Jude listened, occasionally throwing in doubts and questions. She moved easily – and with some relish – into the role of a dithery little woman unable to make up her mind. She invented a husband called Kevin whom she’d have to consult about the various options. Had Carole not returned from the lavatory at that point, she would soon have invented a couple of children and an ageing grannie whose opinions also required canvassing.

“Better?”

“Much better, thank you,” said Carole, showing Jude a covert thumbs-up sign. “It’s awful when you get taken suddenly like that, isn’t it? So embarrassing.”

“Oh yes.”

“How’re you doing?”

“This young man has been extremely helpful. He’s showed me all kinds of possibilities. I think what I’d better do now is go home and discuss them all with Kevin.”

“Good idea,” said Carole. It wasn’t until they were back in the car that she asked, “Who the hell’s Kevin?”

“A necessary fiction. But never mind him. Have you found out what you wanted to?”

“Yes. Dylan is scheduled to be fitting carpets in a house on the Shorelands Estate tomorrow morning. For a Mrs Grant-Edwards. House is called Bali-Hai. I’ve memorized all the details.”

“How did you find out?”

“There was a duty-schedule board up in the office. Wipe-clean calendar thing with staff names and addresses where they were going to be working. I thought there would be,” Carole concluded smugly.

“Well, congratulations. Very convincing. For a moment back there I thought you really did want to go to the loo.” Jude was silent for a moment. “Mind you, they might have told you where to find him if you’d just asked.”

“Yes,” Carole agreed. And then she did something that she did very rarely. She giggled. “But the way I did it was much more fun.”

¦

It was six o’clock and the Crown and Anchor had just opened. Carole had initially demurred at the idea of having a drink, but Jude had insisted they needed to talk to Ted Crisp as part of their investigation.

He was going round, wiping down the tables and emptying ashtrays into a bucket.

“Have to do everything yourself, I see,” Jude observed.

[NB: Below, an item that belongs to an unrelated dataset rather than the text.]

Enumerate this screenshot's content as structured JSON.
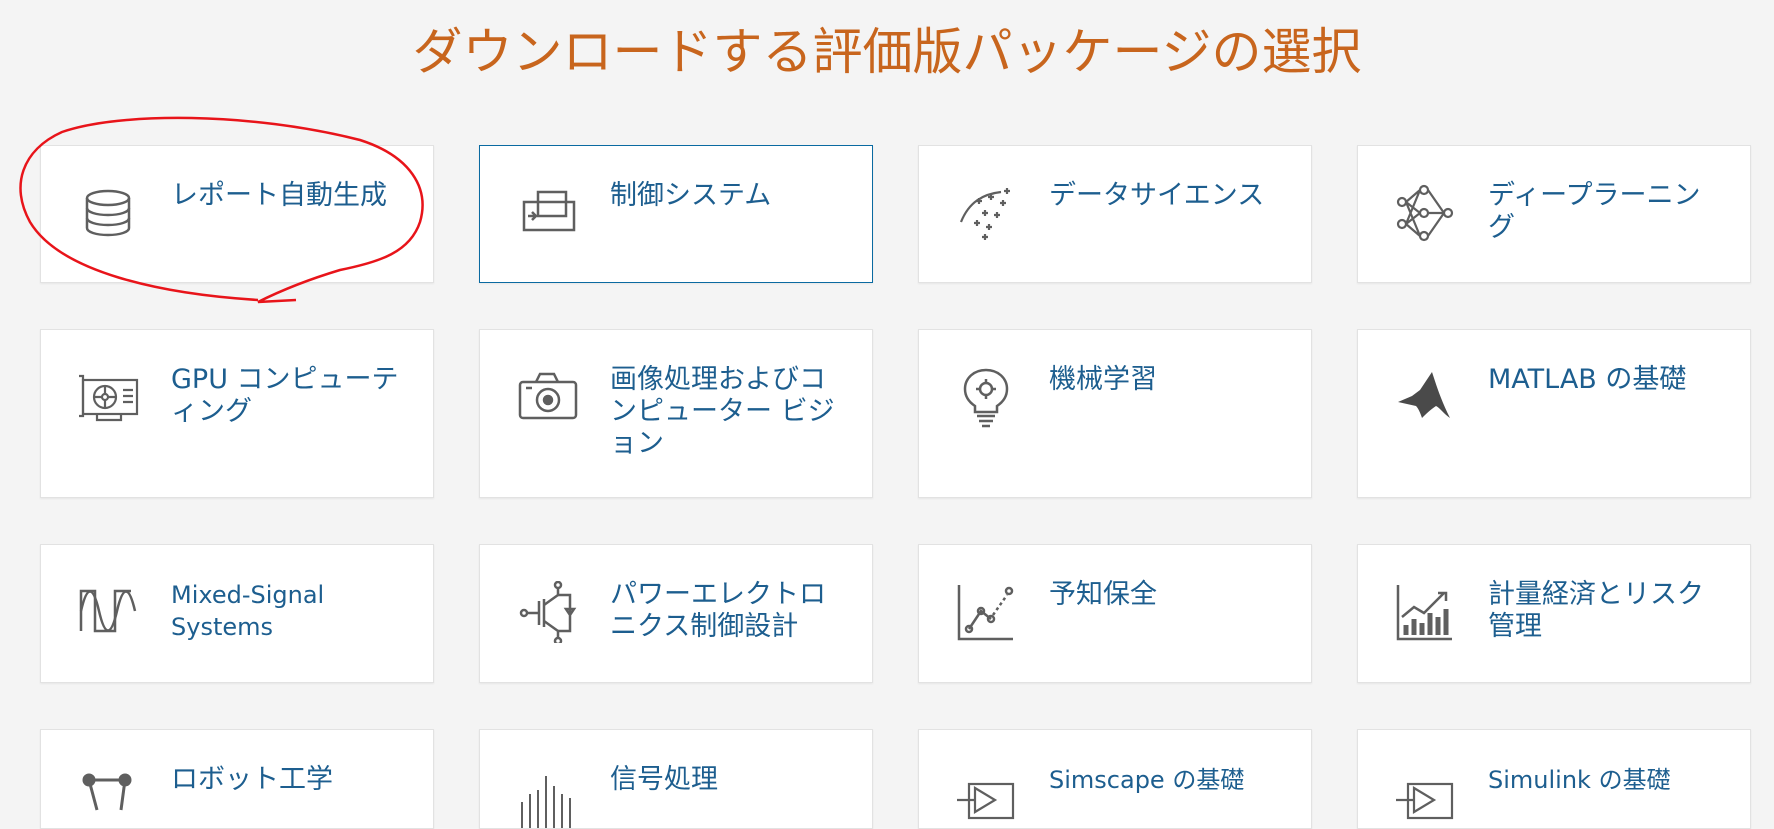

“That’s right. It’s tough at the top. Bar staff don’t come on till seven during the winter.”

“And in the summer?”

“Summers I’m open all day. That’s when I make my money. From all those dads sneaking off and leaving the mums on the beach with the kiddies.” He took up his post behind the bar. “What can I do you for? Two large whites, is it?”

“Yes, please,” said Jude, and Carole didn’t even make a token murmur of dissent. Instead, she moved straight to the purpose of their visit, “led,” she began, and paused for a nanosecond of shock at the knowledge that she, Carole Seddon, was actually standing at the bar of the Crown and Anchor and calling the landlord ‘Ted’, “you heard about that poor boy who was drowned the other day?”

“That Aaron Spalding? Course I did. Couldn’t miss it. All over the telly, for a start. And lots of the old farts in here was talking about it and all…moaning on about young kids today getting messed up with drugs…and saying that kind of thing wouldn’t happen if they brought back National Service.”

Carole wondered for a moment whether it had been Denis Woodville repeating his opinion, but decided it was probably a universal sentiment among the old codgers of Fethering.

“Did you know him at all? Aaron? Did he ever come in here?”

“Well, he shouldn’t have done, because he was underage, but yes, I seen him in here a few times. He’d come in with a bunch of them. They’d sit in that dark corner over there, hoping I wouldn’t clock them, and send up the one who looked oldest with a shipping order for drinks. They tried it on a few times, but I was wise to them. I’m not going to risk my licence for a bunch of kids.”

“Had you seen them in here recently?”

“Yes, three of them was in one evening this week. Monday, I think.”

The night they went on to the Fethering Yacht Club and found the body in Rory Turribull’s boat, thought Carole. “Who were the other two?” she asked.